A mesure que le label Capriccio réédite la série de disques enregistrés pour Balkanton dans les années 1970, la production du compositeur bulgare Pancho Vladigerov révèle toute sa richesse. Nous avons recensé à plusieurs reprises des volumes de cette anthologie : œuvres orchestrales (trois albums), concertos pour piano, partitions pour cordes, pages pour chant avec orchestre. Pour cette septième parution, deux CD de musique de scène viennent s’ajouter à l’ensemble, toujours dirigé par le fils du compositeur, Alexander Vladigerov (1933-1993).

Après avoir étudié à Sofia, puis à Berlin avec Paul Juon et le pianiste Karl Heinrich Barth, un élève de Hans von Bülow, Pancho Vladigerov a l’opportunité de travailler comme compositeur et pianiste avec Max Reinhardt (1873-1943) au Deutscher Theater de Berlin, de 1920 à 1932, avant de retourner vivre dans la capitale bulgare. Pendant cette faste période théâtrale, il participe aux productions du prestigieux metteur en scène. C’est le cas pour la pièce de Strindberg (1849-1912) Le Songe, créée à Stockholm en 1907, puis, de façon posthume, à Berlin en 1916, où elle rencontre un vif succès. Monté en 1926 par Reinhardt, ce drame à portée philosophique met en scène une déesse venue sur terre pour comprendre les humains ; face aux souffrances qu’elle découvre, elle finit par les prendre en pitié. La partition est alimentée notamment, sur le plan musical, par une procession, un intermezzo, une musique de ballet et une danse suédoise, dans une orchestration postromantique pleine de transparence, de noblesse et d’élégance. Vladigerov en tirera la suite d’une demi-heure, ici programmée. 

Cinq ans plus tard, c’est Shakespeare qui est sollicité, avec sa Nuit des rois, dans une production présentée à Vienne où Max Reinhardt est aussi directeur du Theater in der Josefstadt. On en découvre trois chansons colorées, dont un air ironique et une romance de type slave que se partagent la soprano Rumjana Valcheva Evrova, voix claire et distinguée, et Pavel Gerdjikov (1938-2023), basse très réputée en Bulgarie qui connut une brillante carrière internationale. Les voix se partagent encore quatre autres chansons, deux pour chacun.e, tirées de la pièce Le Cercle de craie de Klabund, pseudonyme d’Alfred Henschke (1890-1928), qui s’est inspiré d’un récit chinois du XIVe siècle pour en faire un drame sur la justice. Pavel Gerdjikov fait la démonstration de son talent dans ces moments d’exotisme délicat. 
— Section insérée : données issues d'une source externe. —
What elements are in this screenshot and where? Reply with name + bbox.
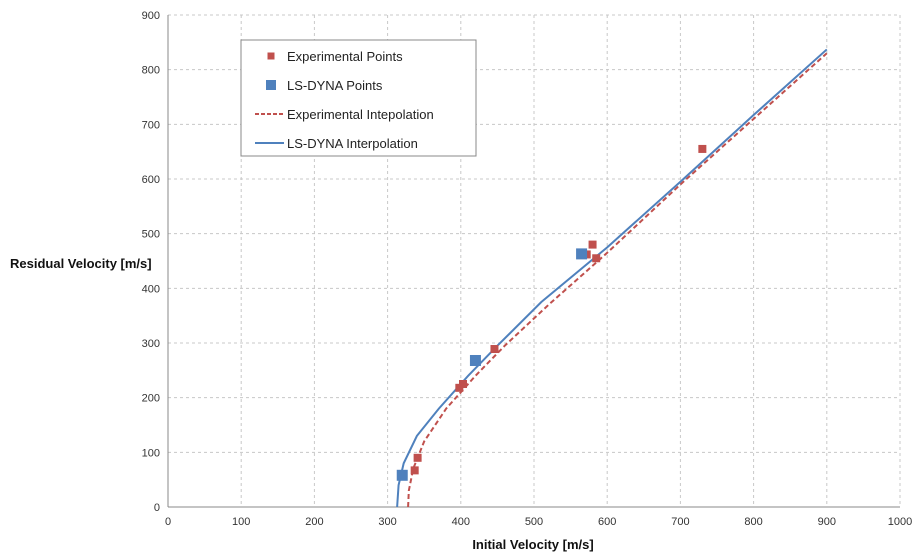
y-axis-title: Residual Velocity [m/s] xyxy=(10,256,152,271)
x-tick-label: 800 xyxy=(744,516,762,528)
legend-label: Experimental Intepolation xyxy=(287,107,434,122)
y-tick-label: 400 xyxy=(142,283,160,295)
x-tick-label: 500 xyxy=(525,516,543,528)
x-tick-label: 0 xyxy=(165,516,171,528)
tick-labels: 0 100 200 300 400 500 600 700 800 900 1000 0 100 200 3… xyxy=(142,10,913,528)
x-tick-label: 900 xyxy=(818,516,836,528)
data-point xyxy=(469,354,481,366)
grid xyxy=(167,14,901,508)
legend-marker xyxy=(267,52,275,60)
x-tick-label: 1000 xyxy=(888,516,912,528)
series-markers xyxy=(396,144,707,481)
data-point xyxy=(592,254,601,263)
y-tick-label: 100 xyxy=(142,447,160,459)
legend-marker xyxy=(266,80,276,90)
series-line xyxy=(396,48,828,508)
data-point xyxy=(698,144,707,153)
x-tick-label: 400 xyxy=(452,516,470,528)
x-tick-label: 300 xyxy=(378,516,396,528)
x-tick-label: 600 xyxy=(598,516,616,528)
data-point xyxy=(490,345,499,354)
x-tick-label: 100 xyxy=(232,516,250,528)
data-point xyxy=(410,466,419,475)
legend-label: LS-DYNA Interpolation xyxy=(287,136,418,151)
y-tick-label: 600 xyxy=(142,174,160,186)
x-tick-label: 700 xyxy=(671,516,689,528)
y-tick-label: 500 xyxy=(142,229,160,241)
data-point xyxy=(458,380,467,388)
x-tick-label: 200 xyxy=(305,516,323,528)
legend-label: LS-DYNA Points xyxy=(287,78,383,93)
data-point xyxy=(576,248,588,260)
y-tick-label: 0 xyxy=(154,502,160,514)
x-axis-title: Initial Velocity [m/s] xyxy=(472,537,593,552)
y-tick-label: 300 xyxy=(142,338,160,350)
legend-label: Experimental Points xyxy=(287,49,403,64)
y-tick-label: 200 xyxy=(142,393,160,405)
y-tick-label: 900 xyxy=(142,10,160,22)
y-tick-label: 700 xyxy=(142,119,160,131)
legend-box xyxy=(240,39,477,157)
data-point xyxy=(588,240,597,249)
y-tick-label: 800 xyxy=(142,65,160,77)
data-point xyxy=(413,453,422,462)
data-point xyxy=(396,469,408,481)
legend: Experimental Points LS-DYNA Points Experim… xyxy=(240,39,477,157)
axes xyxy=(167,15,900,508)
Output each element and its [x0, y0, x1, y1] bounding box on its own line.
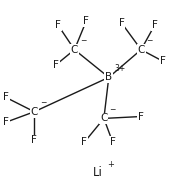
- Text: −: −: [80, 36, 86, 45]
- Text: C: C: [71, 45, 78, 55]
- Text: C: C: [100, 113, 108, 123]
- Text: F: F: [138, 112, 144, 121]
- Text: −: −: [147, 36, 153, 45]
- Text: F: F: [31, 135, 37, 145]
- Text: −: −: [40, 99, 46, 108]
- Text: F: F: [3, 92, 9, 102]
- Text: F: F: [83, 16, 89, 26]
- Text: −: −: [109, 105, 116, 114]
- Text: F: F: [119, 18, 124, 28]
- Text: C: C: [31, 107, 38, 117]
- Text: +: +: [107, 160, 114, 169]
- Text: F: F: [81, 137, 87, 147]
- Text: F: F: [160, 56, 166, 66]
- Text: F: F: [53, 60, 59, 70]
- Text: C: C: [137, 45, 145, 55]
- Text: Li: Li: [93, 166, 103, 179]
- Text: F: F: [110, 137, 116, 147]
- Text: F: F: [152, 20, 158, 30]
- Text: B: B: [105, 72, 112, 82]
- Text: F: F: [3, 117, 9, 127]
- Text: 3+: 3+: [115, 64, 126, 73]
- Text: F: F: [55, 20, 61, 30]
Retour en arrière vers une composition de jeunesse de Vladigerov qui, à 21 ans, travaille pour la première fois avec Reinhardt dans le cadre de la pièce César et Cléopâtre de Bernard Shaw (1856-1950), pour laquelle il écrit une musique de scène. Trois décennies plus tard, il en tire deux superbes pages symphoniques, un Nocturne dans le désert égyptien et une radieuse Romance. Le panorama se complète par une suite plus tardive pour la pièce Bonheur d’Orlin Vassilev (1904-1977), un dramaturge tourné vers la vie quotidienne de la Bulgarie de 1954. Cette page de maturité permet à Vladigerov, toujours dans un style postromantique, d’écrire des pages contrastées, à la fois lyriques et dramatiques et à forte composante émotionnelle, deux d’entre elles étant agrémentées par des chœurs enflammés. 

Le ballet La légende du lac (1946, première en 1962 à Sofia) est une histoire bâtie sur une légende qui mélange intrigue autour d’un mariage et tableaux guerriers. L’ampleur des deux suites (près de 75 minutes) réunies par Vladigerov en 1948, puis en 1953, se présente comme une synthèse de l’art du compositeur : les épisodes dramatiques et épiques, mêlés aux accents lyriques ou festifs, aux mélodies délicates et sentimentales, à la solennité ou à l’exubérance, démontrent un art consommé de l’orchestration, toujours originale et haute en couleurs. Tout au long de ce parcours, aussi attrayant que les autres albums de cette série Capriccio, Alexander Vladigerov met en valeur les divers aspects créatifs de l’œuvre de son père, suivi par une phalange bulgare en pleine démarche de ferveur communicative.

Le travail de restauration des gravures d’origine, qui ont cinquante ans d’âge, a été effectué avec le plus grand soin par un studio viennois. On constate néanmoins un léger phénomène de saturation dans les deux interventions chorales. La déjà copieuse anthologie Vladigerov compte désormais seize disques ; elle salue dignement la mémoire d’un compositeur de talent, toujours vénéré dans son pays, où sa demeure est devenue un musée. Un utile travail de mémoire !   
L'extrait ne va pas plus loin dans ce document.